Three years ago, the staff of the Swedish software consulting firm Crisp felt it was time for a change in leadership. The company had been recently experimenting with its upper management structure, going from a standard CEO model to one that replaced the top executive annually through a staff vote. Then, a radical idea took root in the minds of Crisp’s employees. “We said, ‘what if we had nobody as our next CEO – what would that look like?’” said developer Yassal Sundman. “And then we went through an exercise and listed down the things that the CEO does.”

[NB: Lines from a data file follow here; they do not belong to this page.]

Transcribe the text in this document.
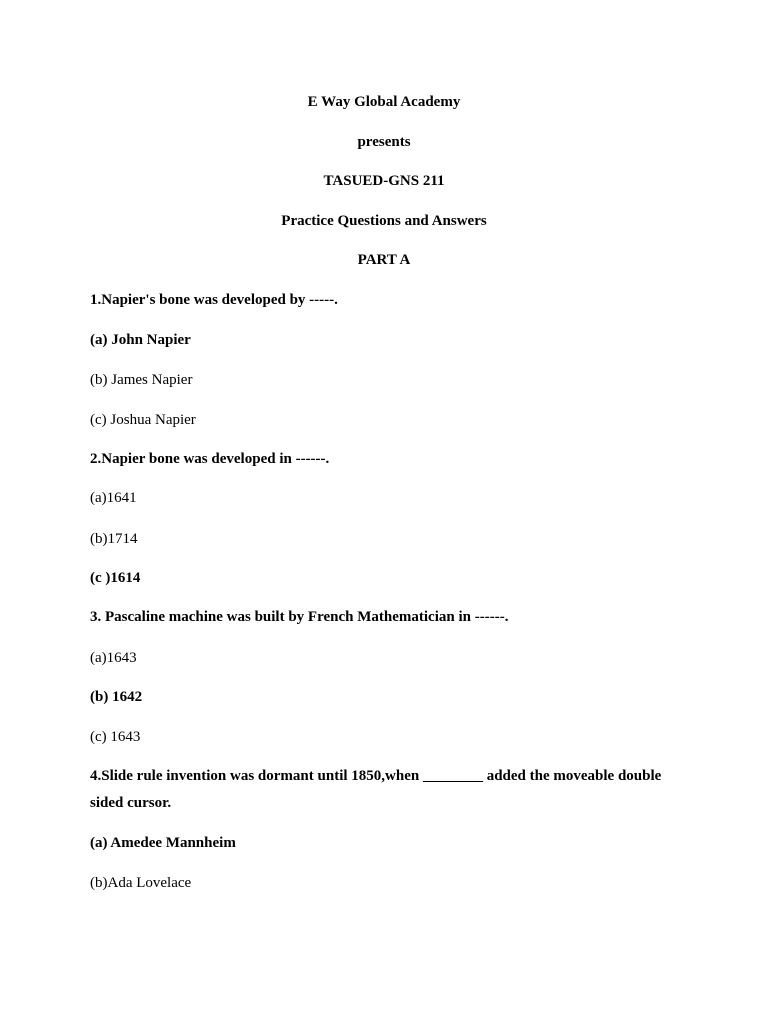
E Way Global Academy
presents
TASUED-GNS 211
Practice Questions and Answers
PART A
1.Napier's bone was developed by -----.
(a) John Napier
(b) James Napier
(c) Joshua Napier
2.Napier bone was developed in ------.
(a)1641
(b)1714
(c )1614
3. Pascaline machine was built by French Mathematician in ------.
(a)1643
(b) 1642
(c) 1643
4.Slide rule invention was dormant until 1850,when ________ added the moveable double sided cursor.
(a) Amedee Mannheim
(b)Ada Lovelace
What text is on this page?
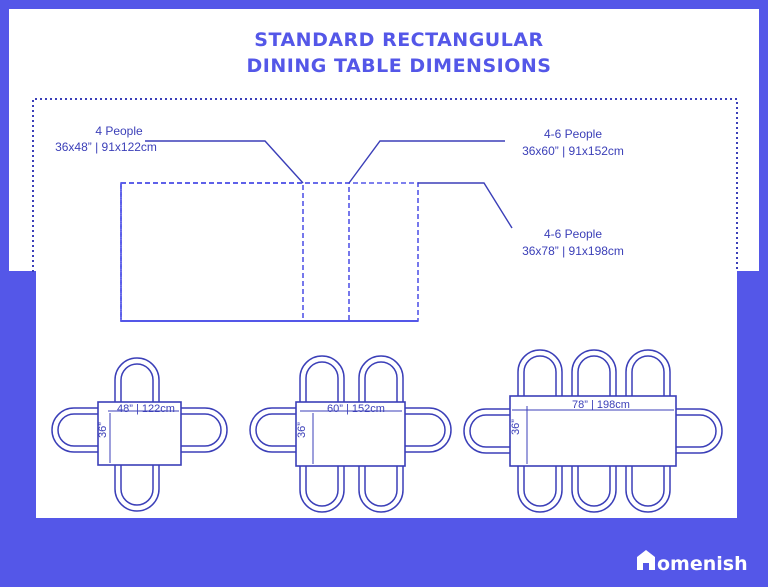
STANDARD RECTANGULAR
DINING TABLE DIMENSIONS
4 People
36x48” | 91x122cm
4-6 People
36x60” | 91x152cm
4-6 People
36x78” | 91x198cm
48” | 122cm
36”
60” | 152cm
36”
78” | 198cm
36”
omenish
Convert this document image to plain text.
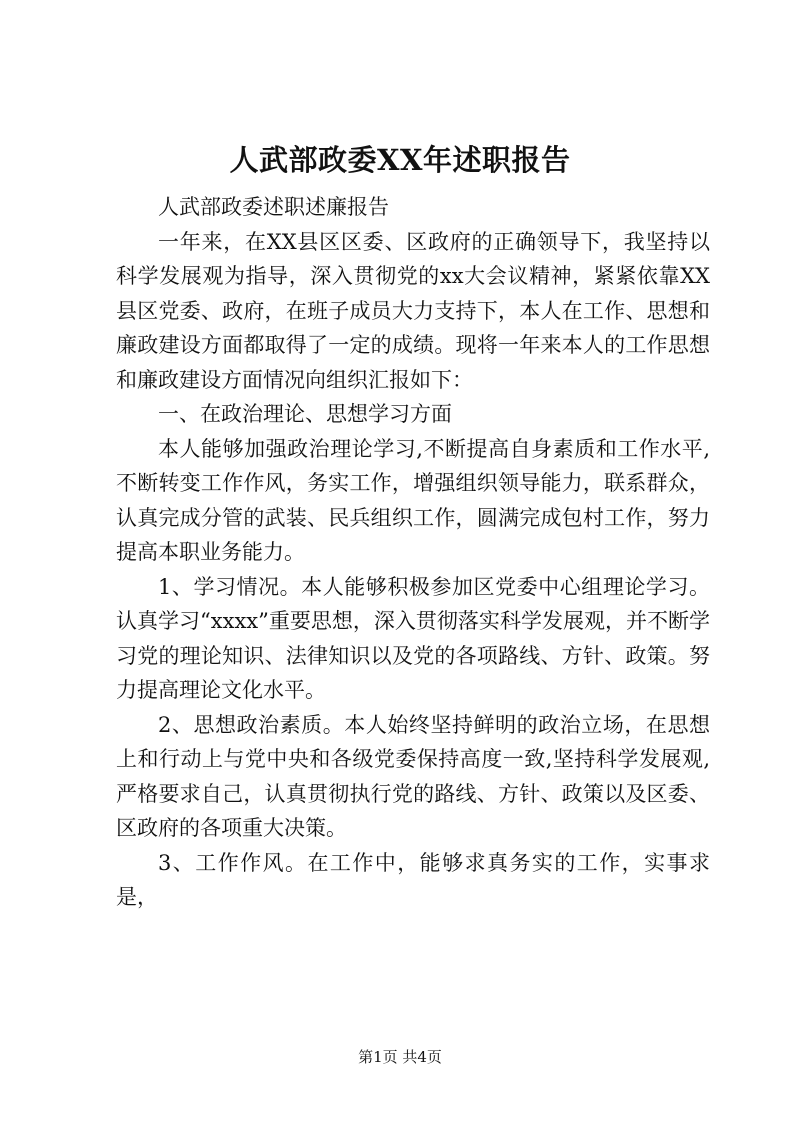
人武部政委XX年述职报告

人武部政委述职述廉报告

一年来，在XX县区区委、区政府的正确领导下，我坚持以科学发展观为指导，深入贯彻党的xx大会议精神，紧紧依靠XX县区党委、政府，在班子成员大力支持下，本人在工作、思想和廉政建设方面都取得了一定的成绩。现将一年来本人的工作思想和廉政建设方面情况向组织汇报如下：

一、在政治理论、思想学习方面

本人能够加强政治理论学习,不断提高自身素质和工作水平,不断转变工作作风，务实工作，增强组织领导能力，联系群众，认真完成分管的武装、民兵组织工作，圆满完成包村工作，努力提高本职业务能力。

1、学习情况。本人能够积极参加区党委中心组理论学习。认真学习“xxxx”重要思想，深入贯彻落实科学发展观，并不断学习党的理论知识、法律知识以及党的各项路线、方针、政策。努力提高理论文化水平。

2、思想政治素质。本人始终坚持鲜明的政治立场，在思想上和行动上与党中央和各级党委保持高度一致,坚持科学发展观,严格要求自己，认真贯彻执行党的路线、方针、政策以及区委、区政府的各项重大决策。

3、工作作风。在工作中，能够求真务实的工作，实事求是，

第1页 共4页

The staffers realized that many of the chief executive’s responsibilities could be taken over by the board or even by employees. “When we looked at it we had nothing left in the CEO column, and we said, ‘all right, why don’t we try it out?'” said Sundman. Since then, Crisp has operated without a CEO calling the shots. Instead, the company holds four-day long staff meetings two or three times a year in order to make major decisions that affect everyone. For instance, staffers might spend their time in these meetings debating the details of an office move or a potential acquisition. Other than that, employees are encouraged to make everyday decisions for themselves.
That doesn’t mean Crisp’s staffers operate independently of one another, however. While they don’t need to seek out permission from a boss, the company nevertheless demands that employees discuss their work and bounce ideas off of one another. While this structure may work in small offices, critics say the lack of oversight can lead to miscommunication in larger companies. After all, two employees could end up working on the same project and not realize it until they speak about it much later. “Often infinite freedom like that can be pretty disorientating,” said Dropbox founder Drew Houston. “It doesn’t always feel good, because you no longer know what you’re supposed to do, what’s important and you’re bumping up against other people.”
- Do you think Crisp’s staff are more motivated than employees who work at companies with standard CEO structures?
- Why would Crisp’s non-hierarchical structure work out better in a small company rather than large one?